K: That’s the whole thing. How does it come about that one part of the mind says we are different from another? Of course, there are all kinds of explanations, and I am left with the fact that ‘A’ ‘B’ and ‘C’ are different from ‘X’ ‘Y’ and ‘Z’. And those are facts – right?
Q: They appear to be different.
K: Oh, no.
Q: They are actually different.
K: Absolutely; not just apparently.
DB: I think the question we want to come back to is, why do the people who cultivate hate say that they are different from those who don’t?
K: Do they say that?
DB: I think they do, in so far as they would admit that if there was anybody who didn’t cultivate hate, they must be different.
K: Yes, that is clear – light and darkness, and so on. But I want to find out if we are moving in the right direction. That is, ‘X’ has given me that gift, and I have not carried that gift. You follow what I mean? I have cultivated one response, but not carried this. Why? If a father has responded to hate by hate, why has the son not responded in the same way?
DB: I think it is a question of insight.
K: Which means that the son had insight right from the beginning. You follow what I am saying? Right from childhood, which means what?
K: I don’t want to enter into this dangerous field yet!
DB: What is it? Perhaps you want to leave that.
K: There is some factor that is missing. I want to capture it. You see, if that is an exception, then it is silly.

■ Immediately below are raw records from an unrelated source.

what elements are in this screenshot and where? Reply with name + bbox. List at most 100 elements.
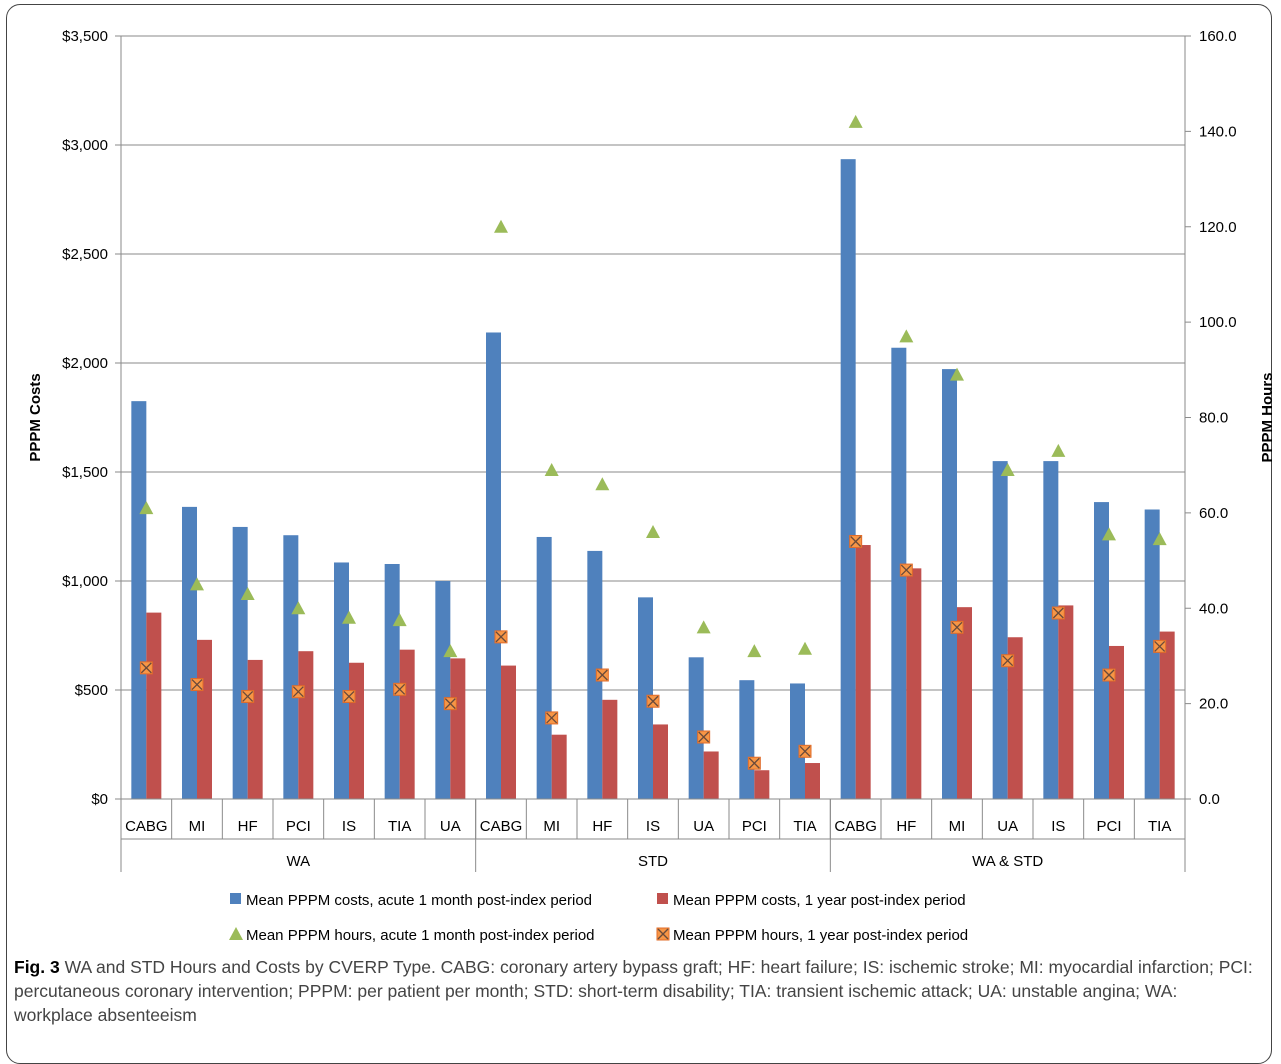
right-tick-label: 140.0 [1199, 123, 1237, 140]
marker-acute-hours [240, 586, 255, 600]
marker-acute-hours [595, 477, 610, 491]
left-axis-title: PPPM Costs [27, 373, 44, 461]
right-tick-label: 120.0 [1199, 219, 1237, 236]
category-label: IS [342, 818, 356, 835]
marker-acute-hours [1000, 462, 1015, 476]
category-label: HF [592, 818, 612, 835]
marker-acute-hours [139, 501, 154, 515]
category-label: CABG [834, 818, 877, 835]
marker-cross [596, 669, 608, 681]
marker-cross [444, 698, 456, 710]
marker-1yr-hours [241, 689, 255, 703]
bar-1yr-cost [855, 545, 871, 799]
category-label: IS [646, 818, 660, 835]
category-label: HF [896, 818, 916, 835]
bar-1yr-cost [450, 658, 466, 799]
bar-acute-cost [688, 657, 704, 799]
marker-acute-hours [494, 219, 508, 233]
legend-label: Mean PPPM costs, 1 year post-index perio… [673, 892, 966, 909]
category-label: IS [1051, 818, 1065, 835]
marker-acute-hours [747, 644, 762, 658]
legend-item: Mean PPPM hours, 1 year post-index perio… [656, 927, 968, 944]
marker-1yr-hours [1001, 654, 1015, 668]
chart: $0 $500 $1,000 $1,500 $2,000 $2,500 $3,000 $3,5… [27, 28, 1276, 944]
marker-cross [1154, 640, 1166, 652]
marker-acute-hours [848, 114, 863, 128]
bar-acute-cost [1144, 509, 1160, 799]
bar-1yr-cost [957, 607, 972, 799]
category-label: UA [693, 818, 714, 835]
marker-1yr-hours [646, 694, 660, 708]
marker-acute-hours [544, 462, 559, 476]
bar-1yr-cost [349, 662, 364, 799]
marker-1yr-hours [899, 563, 913, 577]
marker-acute-hours [798, 641, 812, 655]
bar-acute-cost [638, 597, 653, 799]
marker-cross [1103, 669, 1115, 681]
category-label: MI [949, 818, 966, 835]
marker-cross [1002, 655, 1014, 667]
category-label: CABG [480, 818, 523, 835]
bar-acute-cost [131, 401, 147, 799]
legend-item: Mean PPPM costs, acute 1 month post-inde… [230, 892, 592, 909]
marker-1yr-hours [849, 534, 863, 548]
group-label: WA [287, 853, 311, 870]
marker-cross [799, 745, 811, 757]
legend-swatch [657, 893, 668, 904]
right-tick-label: 100.0 [1199, 314, 1237, 331]
legend-swatch [230, 893, 241, 904]
bar-acute-cost [790, 683, 805, 799]
marker-cross [850, 536, 862, 547]
marker-acute-hours [190, 577, 204, 591]
bar-acute-cost [1094, 502, 1109, 799]
category-label: CABG [125, 818, 168, 835]
category-label: PCI [286, 818, 311, 835]
marker-acute-hours [899, 329, 914, 343]
bar-acute-cost [182, 506, 197, 799]
category-label: TIA [793, 818, 816, 835]
marker-acute-hours [696, 620, 711, 634]
bar-1yr-cost [551, 734, 567, 799]
marker-acute-hours [392, 613, 407, 627]
marker-1yr-hours [342, 689, 356, 703]
marker-1yr-hours [798, 744, 812, 758]
marker-1yr-hours [697, 730, 711, 744]
bar-acute-cost [891, 347, 907, 799]
marker-cross [343, 691, 355, 702]
marker-acute-hours [1152, 532, 1167, 546]
right-tick-label: 160.0 [1199, 28, 1237, 45]
bar-1yr-cost [298, 651, 314, 799]
bar-acute-cost [283, 535, 299, 799]
bar-acute-cost [435, 581, 451, 799]
bar-acute-cost [1043, 461, 1059, 799]
marker-cross [900, 564, 912, 576]
marker-cross [495, 631, 507, 643]
left-tick-label: $2,500 [62, 246, 108, 263]
marker-1yr-hours [1153, 639, 1167, 653]
marker-cross [292, 686, 304, 698]
marker-1yr-hours [443, 697, 457, 711]
category-label: UA [997, 818, 1018, 835]
group-label: STD [638, 853, 668, 870]
category-label: HF [238, 818, 258, 835]
bar-1yr-cost [653, 724, 668, 799]
bar-acute-cost [232, 526, 248, 799]
category-label: TIA [1148, 818, 1171, 835]
right-axis-title: PPPM Hours [1259, 372, 1276, 462]
bar-1yr-cost [1109, 645, 1124, 799]
bar-1yr-cost [1058, 605, 1074, 799]
marker-acute-hours [443, 644, 458, 658]
bar-acute-cost [942, 369, 957, 799]
category-label: MI [543, 818, 560, 835]
category-label: MI [189, 818, 206, 835]
marker-cross [647, 695, 659, 707]
left-tick-label: $3,000 [62, 137, 108, 154]
bar-acute-cost [334, 562, 349, 799]
left-tick-label: $0 [91, 791, 108, 808]
group-label: WA & STD [972, 853, 1043, 870]
category-label: UA [440, 818, 461, 835]
bar-acute-cost [486, 332, 501, 799]
bar-1yr-cost [146, 612, 162, 799]
bar-1yr-cost [399, 649, 415, 799]
marker-1yr-hours [1102, 668, 1116, 682]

DB: All right. Then we agree that the thing is dormant in all human beings; is that what you want to say?
K: I am not quite sure that is what I want to say.
DB: But I meant that the factor is there in all mankind.

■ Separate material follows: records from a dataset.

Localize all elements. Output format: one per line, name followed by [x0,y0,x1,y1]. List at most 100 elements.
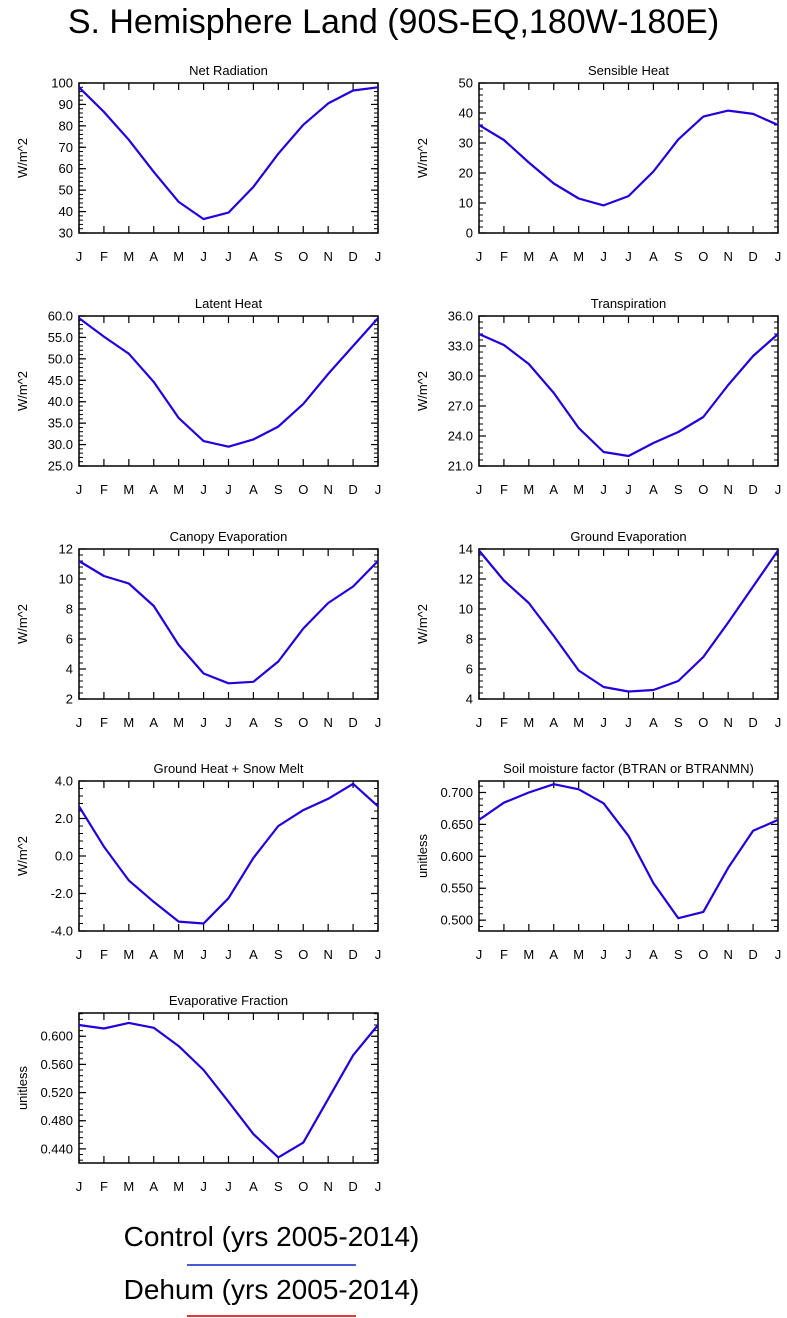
x-tick-label: A [549,482,558,497]
x-tick-label: J [76,249,83,264]
series-line-control [478,109,779,207]
x-tick-label: S [274,1179,283,1194]
y-tick-label: 10 [459,196,473,211]
x-tick-label: J [600,715,607,730]
panel-title: Transpiration [591,296,666,311]
x-tick-label: N [323,249,332,264]
x-tick-label: F [500,947,508,962]
y-tick-label: 80 [59,118,73,133]
y-tick-label: 60 [59,161,73,176]
series-line-control [478,332,779,458]
x-tick-label: A [549,715,558,730]
x-tick-label: M [523,715,534,730]
plot-frame [78,315,379,467]
y-tick-label: 21.0 [448,459,473,474]
x-tick-label: M [173,1179,184,1194]
panel-title: Sensible Heat [588,63,669,78]
y-tick-label: 50.0 [48,351,73,366]
y-tick-label: 2.0 [55,811,73,826]
y-tick-label: 0.600 [40,1029,73,1044]
legend-dehum-label: Dehum (yrs 2005-2014) [123,1274,420,1305]
main-title: S. Hemisphere Land (90S-EQ,180W-180E) [67,3,720,41]
panel-title: Latent Heat [195,296,263,311]
x-tick-label: J [225,1179,232,1194]
x-tick-label: F [100,482,108,497]
y-tick-label: 25.0 [48,459,73,474]
x-tick-label: A [649,249,658,264]
plot-frame [78,548,379,700]
x-tick-label: J [200,1179,207,1194]
series-line-control [78,782,379,925]
x-tick-label: J [775,947,782,962]
x-tick-label: J [625,715,632,730]
y-tick-label: 4 [466,692,473,707]
y-tick-label: 30.0 [448,369,473,384]
x-tick-label: J [76,715,83,730]
y-tick-label: 8 [466,632,473,647]
x-tick-label: S [674,482,683,497]
x-tick-label: N [323,947,332,962]
x-tick-label: D [748,947,757,962]
x-tick-label: M [523,482,534,497]
x-tick-label: M [573,947,584,962]
x-tick-label: J [76,482,83,497]
x-tick-label: M [123,715,134,730]
panel-title: Ground Heat + Snow Melt [154,761,304,776]
x-tick-label: J [375,249,382,264]
plot-frame [478,315,779,467]
x-tick-label: J [775,715,782,730]
x-tick-label: O [298,482,308,497]
x-tick-label: F [500,482,508,497]
y-axis-label: W/m^2 [15,138,30,178]
x-tick-label: S [274,715,283,730]
x-tick-label: N [323,1179,332,1194]
x-tick-label: D [348,947,357,962]
x-tick-label: J [225,249,232,264]
x-tick-label: J [76,947,83,962]
x-tick-label: A [249,715,258,730]
panel-title: Net Radiation [189,63,268,78]
x-tick-label: O [298,715,308,730]
x-tick-label: S [274,947,283,962]
x-tick-label: M [573,249,584,264]
panel-title: Soil moisture factor (BTRAN or BTRANMN) [503,761,754,776]
y-tick-label: 35.0 [48,416,73,431]
x-tick-label: M [173,947,184,962]
x-tick-label: A [549,249,558,264]
x-tick-label: F [500,715,508,730]
x-tick-label: M [573,482,584,497]
y-tick-label: 36.0 [448,309,473,324]
y-tick-label: 20 [459,166,473,181]
x-tick-label: M [123,249,134,264]
x-tick-label: O [298,249,308,264]
y-tick-label: 0.560 [40,1057,73,1072]
x-tick-label: J [600,947,607,962]
y-tick-label: 0.700 [440,785,473,800]
y-tick-label: 10 [459,602,473,617]
y-tick-label: -2.0 [51,886,73,901]
x-tick-label: D [348,1179,357,1194]
legend-dehum-line [187,1315,356,1317]
x-tick-label: J [600,249,607,264]
series-line-control [78,1021,379,1159]
y-tick-label: 70 [59,140,73,155]
x-tick-label: N [323,482,332,497]
plot-frame [78,82,379,234]
x-tick-label: M [173,715,184,730]
x-tick-label: A [649,715,658,730]
x-tick-label: J [200,947,207,962]
x-tick-label: N [723,482,732,497]
y-tick-label: 45.0 [48,373,73,388]
x-tick-label: A [249,1179,258,1194]
x-tick-label: F [100,947,108,962]
x-tick-label: J [375,482,382,497]
x-tick-label: D [748,249,757,264]
x-tick-label: M [523,249,534,264]
x-tick-label: J [200,482,207,497]
y-tick-label: 55.0 [48,330,73,345]
y-axis-label: W/m^2 [15,604,30,644]
y-tick-label: 40.0 [48,394,73,409]
x-tick-label: D [748,482,757,497]
x-tick-label: A [149,249,158,264]
plot-frame [478,548,779,700]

K: That is a dangerous statement too.
DB: That is What you were saying.
K: I know, but I am questioning. When I am quite sure, I will tell you.
DB: All right. We tried this, and we can say it seems promising but it is a bit dangerous. This possibility is there in all mankind, and in so far as some people have seen it.
K: Which means God is in you?
DB: No, it is just that the possibility of insight is there.
K: Yes, partly. I am questioning all this. The father responds to hate by hate; the son doesn’t.
DB: That happens from time to time.
K: No, consistently from the beginning – why?
DB: It must depend on insight, which shows the futility of hate.
K: Why did that man have it?
DB: Yes, why?
K: And why if this seems so terribly natural to him, is it not natural to everybody? As water is natural to everybody.
DB: Well, why isn’t insight present for everybody from the beginning?
K: Yes, that is what I am asking.
DB: So strongly that even maltreatment cannot affect it.
K: Nothing can affect it, that is my point. Maltreatment, beating, being put into all kinds of dreadful situations hasn’t affected it. Why? We are coming to something.